Fossil Fuels:  The Moral Case, tracks the benefits to all people resulting from efficient use of energy from fossil fuels.  Written by Kathleen White, Director of the Armstrong Center for Energy and the Environment, it documents the history and positive economic benefits of fossil fuels.  White discusses the major improvements in human lives over the last 200 years – all fueled by oil and coal – and brings reasoned facts to the energy debate.  Fossil fuels are not evil, our use of them is not inherently wasteful, and they are critical to the world economy.

The paper compares life today to the life of a normal family in 1814.  Life 200 years ago was short and tough.  The father dies of pneumonia; the baby dies of smallpox, the mother’s teeth rot and fall out.  They eat gruel, with little meat, fruit, or salad.  There are no candles, only a wood fire.  They have lice and the children sleep on the floor.  Education is basic – no arts or music.  They have traveled no farther than 15 miles from home.  A jacket costs a month’s wages.

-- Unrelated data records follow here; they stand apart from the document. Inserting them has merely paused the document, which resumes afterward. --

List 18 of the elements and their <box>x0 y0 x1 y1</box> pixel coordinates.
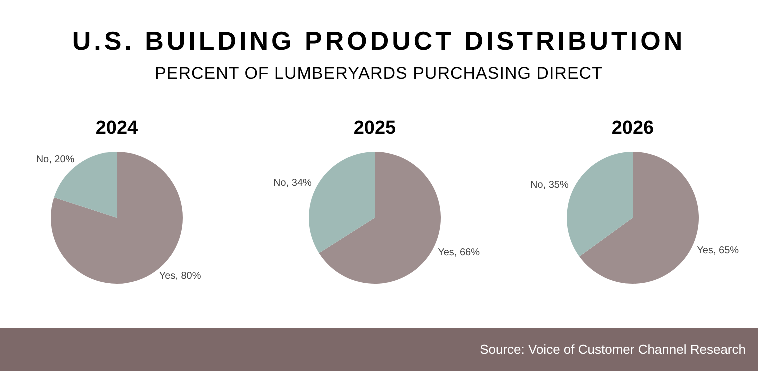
chart-title: 2025 <box>352 118 398 141</box>
source-note: Source: Voice of Customer Channel Research <box>480 342 746 357</box>
slice-label: Yes <box>159 271 176 282</box>
chart-title: 2024 <box>94 118 140 141</box>
text: U.S. BUILDING PRODUCT DISTRIBUTION <box>71 26 687 57</box>
data-label: , 35% <box>543 180 569 192</box>
slice-label: Yes <box>438 247 454 258</box>
slice-label: No <box>530 180 544 192</box>
slice-label: Yes <box>697 245 714 256</box>
data-label: , 20% <box>49 154 75 166</box>
data-label: , 65% <box>713 245 740 256</box>
chart-title: 2026 <box>610 118 656 141</box>
slice-label: No <box>36 154 50 166</box>
slice-label: No <box>274 178 287 190</box>
text: PERCENT OF LUMBERYARDS PURCHASING DIRECT <box>154 64 604 84</box>
data-label: , 66% <box>454 247 480 258</box>
data-label: , 34% <box>286 178 312 190</box>
data-label: , 80% <box>176 271 202 282</box>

We have all heard of this extreme poverty.  But do we understand what it means?  Today, this is the life of only the poorest of the poor in developing countries, and even they have cell phones – made and powered by fossil-fuel-generated electricity.

In 2005, compared to even to 1955, the average woman earned three times as much, ate one-third more, buried fewer children, and lived one-third longer.  She was less likely to die as a result of war, murder, childbirth, tornadoes, flooding, famine, tuberculosis, malaria, or measles.  She was less likely to get cancer, heart disease, or stroke.  She was more likely to have finished school.  She was more likely to own a telephone, a flush-toilet, a refrigerator, and a bicycle.  And over the same 50 years, the world population has more than doubled.  This economic progress has been driven by the efficient and cost-effective use of fossil fuels.  The world is a better place than it was 200 years ago.  As White persuasively argues, the greatest beneficiaries of the use of fossil fuels are the “abject” poor.

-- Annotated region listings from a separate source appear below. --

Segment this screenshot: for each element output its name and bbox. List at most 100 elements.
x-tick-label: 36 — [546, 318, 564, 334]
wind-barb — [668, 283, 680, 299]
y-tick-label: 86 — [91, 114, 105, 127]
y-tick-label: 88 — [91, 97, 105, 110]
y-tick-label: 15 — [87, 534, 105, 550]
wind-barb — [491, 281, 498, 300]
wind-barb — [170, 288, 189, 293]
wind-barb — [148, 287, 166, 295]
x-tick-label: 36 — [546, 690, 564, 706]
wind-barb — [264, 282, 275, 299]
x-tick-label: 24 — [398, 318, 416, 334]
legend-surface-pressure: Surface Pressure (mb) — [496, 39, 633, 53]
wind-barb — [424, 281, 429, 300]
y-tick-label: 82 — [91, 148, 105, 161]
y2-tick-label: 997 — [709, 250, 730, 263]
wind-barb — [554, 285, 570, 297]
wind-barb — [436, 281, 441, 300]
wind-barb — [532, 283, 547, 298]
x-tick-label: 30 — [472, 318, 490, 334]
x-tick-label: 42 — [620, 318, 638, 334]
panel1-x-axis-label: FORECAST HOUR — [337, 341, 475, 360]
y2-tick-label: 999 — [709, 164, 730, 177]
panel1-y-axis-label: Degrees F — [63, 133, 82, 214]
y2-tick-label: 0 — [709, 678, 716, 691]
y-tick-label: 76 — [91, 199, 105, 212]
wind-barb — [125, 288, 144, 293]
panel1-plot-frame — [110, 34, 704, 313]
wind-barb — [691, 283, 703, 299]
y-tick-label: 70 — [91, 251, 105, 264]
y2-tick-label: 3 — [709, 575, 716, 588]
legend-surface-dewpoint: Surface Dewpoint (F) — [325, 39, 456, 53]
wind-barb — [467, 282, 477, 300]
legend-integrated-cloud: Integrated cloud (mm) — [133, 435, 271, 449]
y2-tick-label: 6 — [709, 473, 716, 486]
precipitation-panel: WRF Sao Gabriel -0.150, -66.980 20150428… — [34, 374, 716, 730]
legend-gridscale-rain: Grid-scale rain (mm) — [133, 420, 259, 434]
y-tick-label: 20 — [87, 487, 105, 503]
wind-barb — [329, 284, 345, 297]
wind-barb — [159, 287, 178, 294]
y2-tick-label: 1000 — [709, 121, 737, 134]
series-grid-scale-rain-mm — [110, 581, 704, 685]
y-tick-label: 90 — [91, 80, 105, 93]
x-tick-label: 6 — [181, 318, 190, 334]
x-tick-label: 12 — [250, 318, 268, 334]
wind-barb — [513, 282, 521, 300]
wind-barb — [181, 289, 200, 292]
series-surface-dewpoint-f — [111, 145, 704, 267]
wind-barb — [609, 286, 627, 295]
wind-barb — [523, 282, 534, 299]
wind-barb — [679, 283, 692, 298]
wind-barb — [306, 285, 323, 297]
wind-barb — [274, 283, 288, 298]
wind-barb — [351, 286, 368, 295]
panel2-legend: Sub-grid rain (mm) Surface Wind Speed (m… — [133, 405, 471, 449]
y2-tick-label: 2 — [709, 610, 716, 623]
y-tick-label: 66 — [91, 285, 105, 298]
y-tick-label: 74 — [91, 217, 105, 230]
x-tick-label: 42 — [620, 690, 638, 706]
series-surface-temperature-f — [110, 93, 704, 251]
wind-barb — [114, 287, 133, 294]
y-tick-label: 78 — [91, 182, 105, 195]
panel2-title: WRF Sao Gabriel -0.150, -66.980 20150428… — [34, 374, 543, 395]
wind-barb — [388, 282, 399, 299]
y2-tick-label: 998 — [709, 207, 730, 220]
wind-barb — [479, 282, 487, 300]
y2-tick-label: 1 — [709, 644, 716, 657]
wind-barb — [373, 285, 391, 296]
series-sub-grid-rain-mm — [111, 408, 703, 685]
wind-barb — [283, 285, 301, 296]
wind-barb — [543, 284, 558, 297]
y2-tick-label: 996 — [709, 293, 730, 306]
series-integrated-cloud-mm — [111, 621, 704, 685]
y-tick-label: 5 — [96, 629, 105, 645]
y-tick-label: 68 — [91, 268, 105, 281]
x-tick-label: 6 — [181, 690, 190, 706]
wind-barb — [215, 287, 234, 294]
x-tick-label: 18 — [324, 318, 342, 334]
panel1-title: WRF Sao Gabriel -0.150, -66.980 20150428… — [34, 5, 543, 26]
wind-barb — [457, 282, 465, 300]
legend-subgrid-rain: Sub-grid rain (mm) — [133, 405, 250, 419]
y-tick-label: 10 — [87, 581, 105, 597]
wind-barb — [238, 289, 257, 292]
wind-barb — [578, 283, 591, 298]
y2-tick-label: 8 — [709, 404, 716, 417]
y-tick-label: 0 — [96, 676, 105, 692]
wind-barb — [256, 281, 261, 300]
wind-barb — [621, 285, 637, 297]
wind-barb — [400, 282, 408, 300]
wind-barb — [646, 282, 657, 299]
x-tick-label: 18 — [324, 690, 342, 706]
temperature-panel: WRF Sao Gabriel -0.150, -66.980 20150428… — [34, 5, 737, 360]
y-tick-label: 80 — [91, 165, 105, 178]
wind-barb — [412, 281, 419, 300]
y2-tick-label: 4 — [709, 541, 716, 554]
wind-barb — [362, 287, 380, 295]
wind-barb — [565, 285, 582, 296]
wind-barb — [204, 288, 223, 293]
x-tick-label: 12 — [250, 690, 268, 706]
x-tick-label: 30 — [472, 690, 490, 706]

Be clear on the facts:  prior to the late 1700s neither income per capita nor life expectancy had increased since earliest recorded history.  Families lived as they always had.  Little change occurred or was expected.  The shoemaker’s son would also be a shoemaker, if he lived.  The industrial revolution changed this.  The management and control of fossil-fuel power has been critical to economic development for billions of people.  Machines that help people live safely and productively must work 24/7 and are both created and driven by fossil-fuel-produced energy.

Global-warming alarmists would return us to the 1800s by refusing to recognize the benefits.  A 2006 report by the Massachusetts Institute of Technology (MIT) estimates that over 50 gigawatts (GWe) of coal-fired U.S. electric and 40 GWe of nuclear capacity will be removed from use in the next 15-25 years because of radical environmentalists.  This will have a significant negative economic impact on all citizens.  MIT scientists say this will result in “severe reductions in the services that energy provides to all Americans.”

We’re not the only ones seeing this negative impact.  Germany – which has embraced expensive and inefficient energy sources – is now warning that “soaring energy costs” are creating “dramatic de-industrialization.”  Many Europeans are now paying three to four times as much for electricity and natural gas as Americans.  Environmental extremism is bankrupting people and businesses.

Severe reductions in the U.S. and de-industrialization in Germany are not positive results.  We must re-think our hysteria-driven approach to energy.  Fossil fuels are not evil – they have given us health and wealth.  Bad public policy driven by hysterical global-warming extremists is evil.